Spectators have been barred from racecourses and major meetings have been moved from their traditional calendar slots.

Some American punters will be wondering why they bothered with the 146th Run for Roses as hot favourite Tiz the Law lost but British fans can at least look forward to the 224th running of Doncaster’s St. Leger on its usual date, the second Saturday of September (12 Sep).

It will not just be betting shop punters who will be keeping an eye on the event.

The staging of the race traditionally marks an end to the summer lull in financial market trading, at least according to the old adage ‘sell in May, go away and come back again on St. Leger day’.

This saying is based upon how, on average, the UK’s FTSE All-Share index has historically done best between January and April and then again after mid-September, with summer being a bit quiet by comparison. A similar, if less pronounced pattern, can be seen in America’s benchmark S&P 500 index.

Despite the overall averages, this pattern is not visible every year (investing would be far less difficult if it were).
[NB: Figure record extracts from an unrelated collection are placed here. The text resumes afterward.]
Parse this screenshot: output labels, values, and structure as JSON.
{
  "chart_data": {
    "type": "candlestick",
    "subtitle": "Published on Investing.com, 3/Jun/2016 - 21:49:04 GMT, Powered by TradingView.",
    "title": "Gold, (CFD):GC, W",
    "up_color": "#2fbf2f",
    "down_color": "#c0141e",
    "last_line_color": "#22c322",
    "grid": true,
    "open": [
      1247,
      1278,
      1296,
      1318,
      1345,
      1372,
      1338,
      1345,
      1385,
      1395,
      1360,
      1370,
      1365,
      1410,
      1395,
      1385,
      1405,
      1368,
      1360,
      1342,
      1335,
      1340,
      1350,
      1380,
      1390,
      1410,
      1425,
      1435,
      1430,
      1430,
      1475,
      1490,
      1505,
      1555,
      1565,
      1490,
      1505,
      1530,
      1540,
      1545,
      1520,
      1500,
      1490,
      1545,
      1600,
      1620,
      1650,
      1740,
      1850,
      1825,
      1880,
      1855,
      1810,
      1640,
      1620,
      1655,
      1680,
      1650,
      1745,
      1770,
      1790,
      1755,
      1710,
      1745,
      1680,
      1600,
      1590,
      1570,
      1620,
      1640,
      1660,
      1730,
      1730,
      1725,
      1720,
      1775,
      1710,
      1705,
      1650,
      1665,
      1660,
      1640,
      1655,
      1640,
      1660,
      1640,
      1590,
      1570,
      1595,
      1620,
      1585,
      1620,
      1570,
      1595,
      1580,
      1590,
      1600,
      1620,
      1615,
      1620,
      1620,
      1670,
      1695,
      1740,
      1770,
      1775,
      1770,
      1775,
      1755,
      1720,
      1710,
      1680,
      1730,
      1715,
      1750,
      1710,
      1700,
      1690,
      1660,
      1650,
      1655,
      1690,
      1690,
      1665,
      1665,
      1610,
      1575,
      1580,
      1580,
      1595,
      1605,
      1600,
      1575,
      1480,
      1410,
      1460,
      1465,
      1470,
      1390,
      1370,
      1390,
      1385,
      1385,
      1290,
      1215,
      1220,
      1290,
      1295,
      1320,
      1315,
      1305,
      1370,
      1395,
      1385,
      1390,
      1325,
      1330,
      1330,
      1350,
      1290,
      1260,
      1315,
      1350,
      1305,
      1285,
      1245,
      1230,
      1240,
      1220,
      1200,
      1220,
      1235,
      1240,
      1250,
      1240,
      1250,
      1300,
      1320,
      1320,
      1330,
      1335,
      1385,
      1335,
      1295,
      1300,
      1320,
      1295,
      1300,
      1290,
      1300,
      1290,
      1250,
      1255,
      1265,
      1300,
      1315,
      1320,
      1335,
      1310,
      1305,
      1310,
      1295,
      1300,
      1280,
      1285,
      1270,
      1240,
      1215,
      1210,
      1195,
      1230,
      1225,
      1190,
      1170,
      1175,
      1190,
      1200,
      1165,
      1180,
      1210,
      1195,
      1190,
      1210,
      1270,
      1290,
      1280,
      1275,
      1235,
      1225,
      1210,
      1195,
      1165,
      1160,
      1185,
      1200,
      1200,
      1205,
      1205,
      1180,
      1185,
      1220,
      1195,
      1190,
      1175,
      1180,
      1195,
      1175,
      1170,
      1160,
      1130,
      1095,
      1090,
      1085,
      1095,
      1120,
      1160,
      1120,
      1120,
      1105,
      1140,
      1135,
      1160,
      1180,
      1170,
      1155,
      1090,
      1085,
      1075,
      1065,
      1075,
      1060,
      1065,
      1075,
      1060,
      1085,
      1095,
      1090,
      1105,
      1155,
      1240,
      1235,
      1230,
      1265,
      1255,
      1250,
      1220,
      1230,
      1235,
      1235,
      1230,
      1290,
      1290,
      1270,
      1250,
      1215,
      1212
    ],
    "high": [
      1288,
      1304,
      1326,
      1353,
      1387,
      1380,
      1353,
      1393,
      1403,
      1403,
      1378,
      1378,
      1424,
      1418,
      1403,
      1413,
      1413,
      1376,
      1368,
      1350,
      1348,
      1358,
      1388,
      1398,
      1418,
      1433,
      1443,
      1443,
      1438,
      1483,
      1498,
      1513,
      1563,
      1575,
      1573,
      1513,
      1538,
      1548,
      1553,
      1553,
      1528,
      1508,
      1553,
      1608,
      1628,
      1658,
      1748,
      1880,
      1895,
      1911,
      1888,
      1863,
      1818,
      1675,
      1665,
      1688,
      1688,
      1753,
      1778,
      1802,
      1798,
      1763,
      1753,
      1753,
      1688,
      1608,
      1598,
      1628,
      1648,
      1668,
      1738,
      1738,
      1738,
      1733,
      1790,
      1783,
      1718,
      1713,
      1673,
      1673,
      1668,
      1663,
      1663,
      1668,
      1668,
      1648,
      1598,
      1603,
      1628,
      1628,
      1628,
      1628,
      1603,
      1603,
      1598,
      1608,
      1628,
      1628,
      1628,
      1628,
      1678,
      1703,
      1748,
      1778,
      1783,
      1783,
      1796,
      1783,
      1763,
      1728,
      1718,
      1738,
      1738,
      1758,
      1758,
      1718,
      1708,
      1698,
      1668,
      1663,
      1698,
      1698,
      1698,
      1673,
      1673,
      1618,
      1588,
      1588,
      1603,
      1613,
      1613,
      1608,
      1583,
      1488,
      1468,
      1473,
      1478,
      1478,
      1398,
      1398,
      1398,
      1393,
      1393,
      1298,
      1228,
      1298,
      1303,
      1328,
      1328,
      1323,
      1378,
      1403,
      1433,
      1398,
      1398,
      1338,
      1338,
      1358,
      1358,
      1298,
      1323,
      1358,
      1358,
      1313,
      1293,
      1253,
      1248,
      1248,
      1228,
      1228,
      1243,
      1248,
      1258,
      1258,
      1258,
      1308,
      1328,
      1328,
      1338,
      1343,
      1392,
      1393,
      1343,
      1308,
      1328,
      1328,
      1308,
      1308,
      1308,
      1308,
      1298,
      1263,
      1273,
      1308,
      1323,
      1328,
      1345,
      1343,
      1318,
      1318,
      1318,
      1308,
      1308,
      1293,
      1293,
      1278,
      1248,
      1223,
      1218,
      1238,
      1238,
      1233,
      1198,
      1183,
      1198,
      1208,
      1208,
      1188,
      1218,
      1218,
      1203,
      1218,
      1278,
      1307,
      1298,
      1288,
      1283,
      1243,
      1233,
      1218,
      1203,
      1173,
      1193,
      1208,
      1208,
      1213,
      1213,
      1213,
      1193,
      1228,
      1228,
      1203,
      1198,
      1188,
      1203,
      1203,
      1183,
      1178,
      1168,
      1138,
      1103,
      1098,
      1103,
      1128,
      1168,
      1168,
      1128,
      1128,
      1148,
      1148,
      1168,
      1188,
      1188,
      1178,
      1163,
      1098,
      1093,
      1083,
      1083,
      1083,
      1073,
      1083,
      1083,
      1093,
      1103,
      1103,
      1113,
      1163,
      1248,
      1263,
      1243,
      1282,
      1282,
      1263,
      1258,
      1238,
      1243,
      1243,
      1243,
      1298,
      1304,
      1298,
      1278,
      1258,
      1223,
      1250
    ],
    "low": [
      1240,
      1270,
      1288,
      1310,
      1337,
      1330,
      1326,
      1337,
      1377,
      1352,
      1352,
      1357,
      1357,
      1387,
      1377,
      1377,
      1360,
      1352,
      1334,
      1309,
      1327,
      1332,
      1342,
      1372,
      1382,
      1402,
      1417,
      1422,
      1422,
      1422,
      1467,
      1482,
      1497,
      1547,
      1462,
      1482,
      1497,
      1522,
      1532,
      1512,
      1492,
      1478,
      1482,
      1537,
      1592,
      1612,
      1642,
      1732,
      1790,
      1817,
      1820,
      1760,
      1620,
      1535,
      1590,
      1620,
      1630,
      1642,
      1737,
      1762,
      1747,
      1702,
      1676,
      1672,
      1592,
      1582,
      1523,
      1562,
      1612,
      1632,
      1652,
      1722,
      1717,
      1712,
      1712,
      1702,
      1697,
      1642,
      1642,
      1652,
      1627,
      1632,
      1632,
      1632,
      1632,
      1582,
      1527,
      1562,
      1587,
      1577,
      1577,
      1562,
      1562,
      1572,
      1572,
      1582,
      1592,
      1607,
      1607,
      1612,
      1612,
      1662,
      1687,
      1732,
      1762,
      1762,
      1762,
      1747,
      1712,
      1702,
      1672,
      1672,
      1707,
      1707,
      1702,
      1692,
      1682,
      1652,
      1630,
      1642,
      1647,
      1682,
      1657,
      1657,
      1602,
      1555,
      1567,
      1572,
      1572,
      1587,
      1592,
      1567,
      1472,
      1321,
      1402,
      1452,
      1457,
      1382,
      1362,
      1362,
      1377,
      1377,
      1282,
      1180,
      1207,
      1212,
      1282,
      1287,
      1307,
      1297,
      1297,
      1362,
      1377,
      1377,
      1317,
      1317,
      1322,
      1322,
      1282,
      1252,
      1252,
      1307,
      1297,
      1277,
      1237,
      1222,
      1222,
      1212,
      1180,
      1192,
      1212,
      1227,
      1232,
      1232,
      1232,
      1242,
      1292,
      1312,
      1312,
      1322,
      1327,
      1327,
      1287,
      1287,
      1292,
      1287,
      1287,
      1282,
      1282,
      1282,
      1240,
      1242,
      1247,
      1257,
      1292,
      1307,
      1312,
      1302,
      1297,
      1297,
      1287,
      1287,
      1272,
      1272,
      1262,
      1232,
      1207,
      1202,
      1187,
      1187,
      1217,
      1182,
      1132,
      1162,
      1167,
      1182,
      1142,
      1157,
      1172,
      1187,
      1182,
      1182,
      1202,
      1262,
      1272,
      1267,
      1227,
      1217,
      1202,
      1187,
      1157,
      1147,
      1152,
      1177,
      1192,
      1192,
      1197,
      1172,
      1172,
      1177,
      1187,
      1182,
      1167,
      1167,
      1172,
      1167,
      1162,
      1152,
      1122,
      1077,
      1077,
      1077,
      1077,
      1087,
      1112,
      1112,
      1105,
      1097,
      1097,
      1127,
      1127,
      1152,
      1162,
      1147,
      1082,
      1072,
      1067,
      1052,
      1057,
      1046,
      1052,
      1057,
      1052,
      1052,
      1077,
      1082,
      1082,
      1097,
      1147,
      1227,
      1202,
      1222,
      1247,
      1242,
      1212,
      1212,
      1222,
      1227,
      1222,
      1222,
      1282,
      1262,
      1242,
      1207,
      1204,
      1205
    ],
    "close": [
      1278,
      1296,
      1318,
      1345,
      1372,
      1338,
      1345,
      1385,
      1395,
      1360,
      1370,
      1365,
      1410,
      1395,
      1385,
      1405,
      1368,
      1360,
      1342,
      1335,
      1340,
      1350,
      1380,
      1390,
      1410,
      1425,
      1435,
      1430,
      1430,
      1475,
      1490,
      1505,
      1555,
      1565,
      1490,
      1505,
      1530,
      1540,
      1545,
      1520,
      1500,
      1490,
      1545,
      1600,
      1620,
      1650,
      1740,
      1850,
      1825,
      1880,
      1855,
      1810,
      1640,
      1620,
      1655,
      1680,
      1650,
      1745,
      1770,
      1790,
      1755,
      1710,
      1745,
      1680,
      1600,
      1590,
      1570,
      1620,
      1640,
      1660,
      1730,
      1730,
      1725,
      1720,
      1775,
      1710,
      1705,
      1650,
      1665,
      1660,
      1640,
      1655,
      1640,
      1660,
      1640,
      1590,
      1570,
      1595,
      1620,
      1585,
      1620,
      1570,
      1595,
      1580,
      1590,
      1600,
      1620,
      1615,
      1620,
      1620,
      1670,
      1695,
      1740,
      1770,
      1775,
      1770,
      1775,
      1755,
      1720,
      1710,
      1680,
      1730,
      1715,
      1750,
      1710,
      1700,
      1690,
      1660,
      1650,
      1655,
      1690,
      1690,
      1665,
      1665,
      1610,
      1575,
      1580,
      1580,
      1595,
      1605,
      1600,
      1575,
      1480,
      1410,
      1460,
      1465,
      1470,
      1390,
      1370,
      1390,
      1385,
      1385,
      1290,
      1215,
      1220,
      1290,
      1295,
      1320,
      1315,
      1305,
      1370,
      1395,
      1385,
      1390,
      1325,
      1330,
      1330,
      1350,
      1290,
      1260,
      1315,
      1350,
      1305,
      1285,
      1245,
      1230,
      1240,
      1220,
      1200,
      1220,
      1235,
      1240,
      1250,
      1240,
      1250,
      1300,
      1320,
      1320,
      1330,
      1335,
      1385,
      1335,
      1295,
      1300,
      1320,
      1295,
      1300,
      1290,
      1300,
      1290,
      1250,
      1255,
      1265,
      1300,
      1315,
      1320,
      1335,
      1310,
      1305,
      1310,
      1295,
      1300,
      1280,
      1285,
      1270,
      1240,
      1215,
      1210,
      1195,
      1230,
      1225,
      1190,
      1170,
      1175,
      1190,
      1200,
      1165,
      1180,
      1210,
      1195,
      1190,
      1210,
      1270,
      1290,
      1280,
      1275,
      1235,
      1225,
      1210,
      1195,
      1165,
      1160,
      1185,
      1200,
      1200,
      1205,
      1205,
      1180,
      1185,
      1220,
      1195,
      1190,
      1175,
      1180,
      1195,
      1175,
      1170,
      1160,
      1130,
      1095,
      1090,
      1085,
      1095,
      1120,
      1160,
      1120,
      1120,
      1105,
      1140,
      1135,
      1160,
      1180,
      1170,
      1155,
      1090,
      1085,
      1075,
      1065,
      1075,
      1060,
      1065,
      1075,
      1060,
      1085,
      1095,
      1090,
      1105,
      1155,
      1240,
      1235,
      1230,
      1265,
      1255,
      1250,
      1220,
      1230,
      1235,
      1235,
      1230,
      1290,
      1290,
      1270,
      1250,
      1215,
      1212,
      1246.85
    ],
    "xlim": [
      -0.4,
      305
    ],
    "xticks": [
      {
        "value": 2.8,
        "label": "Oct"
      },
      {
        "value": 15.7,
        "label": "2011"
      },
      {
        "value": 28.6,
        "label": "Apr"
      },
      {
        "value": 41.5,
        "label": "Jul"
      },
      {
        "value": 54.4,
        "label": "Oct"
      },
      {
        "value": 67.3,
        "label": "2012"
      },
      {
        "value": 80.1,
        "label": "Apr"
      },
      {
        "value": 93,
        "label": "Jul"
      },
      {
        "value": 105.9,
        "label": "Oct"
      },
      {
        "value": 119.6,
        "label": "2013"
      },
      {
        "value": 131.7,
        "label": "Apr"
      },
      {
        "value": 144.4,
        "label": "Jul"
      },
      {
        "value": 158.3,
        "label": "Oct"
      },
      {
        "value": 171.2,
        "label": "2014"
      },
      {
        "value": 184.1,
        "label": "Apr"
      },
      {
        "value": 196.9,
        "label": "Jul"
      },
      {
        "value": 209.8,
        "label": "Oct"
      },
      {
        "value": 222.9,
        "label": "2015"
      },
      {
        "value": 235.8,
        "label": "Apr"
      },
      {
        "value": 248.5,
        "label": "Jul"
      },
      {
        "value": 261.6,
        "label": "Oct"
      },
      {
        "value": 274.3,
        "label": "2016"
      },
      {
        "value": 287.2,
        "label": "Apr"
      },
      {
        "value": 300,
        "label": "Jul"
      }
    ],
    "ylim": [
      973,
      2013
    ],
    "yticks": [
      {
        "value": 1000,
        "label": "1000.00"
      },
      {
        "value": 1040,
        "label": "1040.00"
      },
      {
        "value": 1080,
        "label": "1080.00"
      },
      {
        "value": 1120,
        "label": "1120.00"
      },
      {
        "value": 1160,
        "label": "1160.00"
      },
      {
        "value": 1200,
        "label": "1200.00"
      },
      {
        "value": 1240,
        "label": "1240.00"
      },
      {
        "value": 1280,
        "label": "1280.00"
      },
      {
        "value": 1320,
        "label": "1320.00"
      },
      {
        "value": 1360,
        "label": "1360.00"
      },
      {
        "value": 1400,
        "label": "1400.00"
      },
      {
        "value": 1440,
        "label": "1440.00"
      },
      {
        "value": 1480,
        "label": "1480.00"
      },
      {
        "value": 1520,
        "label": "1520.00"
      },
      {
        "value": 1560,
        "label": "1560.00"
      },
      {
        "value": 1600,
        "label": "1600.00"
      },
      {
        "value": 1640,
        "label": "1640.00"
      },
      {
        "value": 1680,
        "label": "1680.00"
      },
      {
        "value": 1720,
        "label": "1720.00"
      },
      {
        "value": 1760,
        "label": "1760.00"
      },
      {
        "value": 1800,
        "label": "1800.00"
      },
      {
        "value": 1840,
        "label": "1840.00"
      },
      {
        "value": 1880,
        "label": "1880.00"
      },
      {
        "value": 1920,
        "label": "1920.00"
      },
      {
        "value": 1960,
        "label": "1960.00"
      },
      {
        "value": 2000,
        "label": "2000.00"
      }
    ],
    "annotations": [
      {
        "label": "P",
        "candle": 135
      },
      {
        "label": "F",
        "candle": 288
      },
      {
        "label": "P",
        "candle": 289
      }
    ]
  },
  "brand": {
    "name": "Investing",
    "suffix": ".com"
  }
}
The FTSE All-Share has risen through to the end of April, dropped through to mid-September and then gained until the end of a year on just 15 occasions since 1965. The S&P 500 has followed this trajectory just eight times over the same period.

In 2020, the FTSE All-Share is pretty much flat since 1 May, in keeping with historic averages, although the S&P 500 has actually gained 17.7%, its second-best showing over 56 years of data. This begs the question of what those respective indices will do for the rest of the year (and then beyond), in the wake of a trends-busting summer on one side of the Atlantic and perfectly normal one on    the other.

HISTORY LESSON

The S&P 500 has actually gained ground on 34 occasions and lost it on just 17 between 1 May and Britain’s St. Leger day (an event that is unlikely to resonate Stateside anyway). However, it has made a double-digit percentage gain just seven times.

The good news for investors is – at least if history is any guide – the final third of the year saw further advances six times, against just one drop, and there were five gains against just two declines in the following calendar year.

Bears will point out that those following-year declines came in 1981 and 1990, when a recession hit America.

As such, rather than points in the calendar, much will depend on how the ongoing pandemic develops and its effect upon the wider economy and corporate earnings and cash flow, as well as central banks’ policy response and how that in turn influences investor thinking.

Even after last week’s stumble, caused by the very same technology stocks which did so much to drag the index higher in the first place, many investors will take a little comfort from how well the S&P has done historically after a strong summer.

Sceptics will counter by saying this is too short a time horizon. The compound annual growth rate (CAGR) in the S&P 500 over the past decade is 12.1% and it is 17.7% for the NASDAQ, levels which have historically preceded a decade of poor (or at least diminishing) returns, so perhaps would-be dip-buyers need to tread carefully after all, depending upon their time horizon.

CONTINENTAL SHIFT

The UK has the additional complication of Brexit to address, especially as the UK Government is sticking to its hard line in negotiations with the EU, which perhaps continues to underestimate the Johnson administration’s determination on this topic and its own ability to get 27 members to agree to a plan of their own.

You could argue that the uncertainty over what Brexit may or may not mean – whether you approve of it or not – is one reason why the FTSE All-Share has lagged its global peers so badly since June 2016. Investors just don’t know what will come of it and perhaps they are (still) taking evasive action accordingly.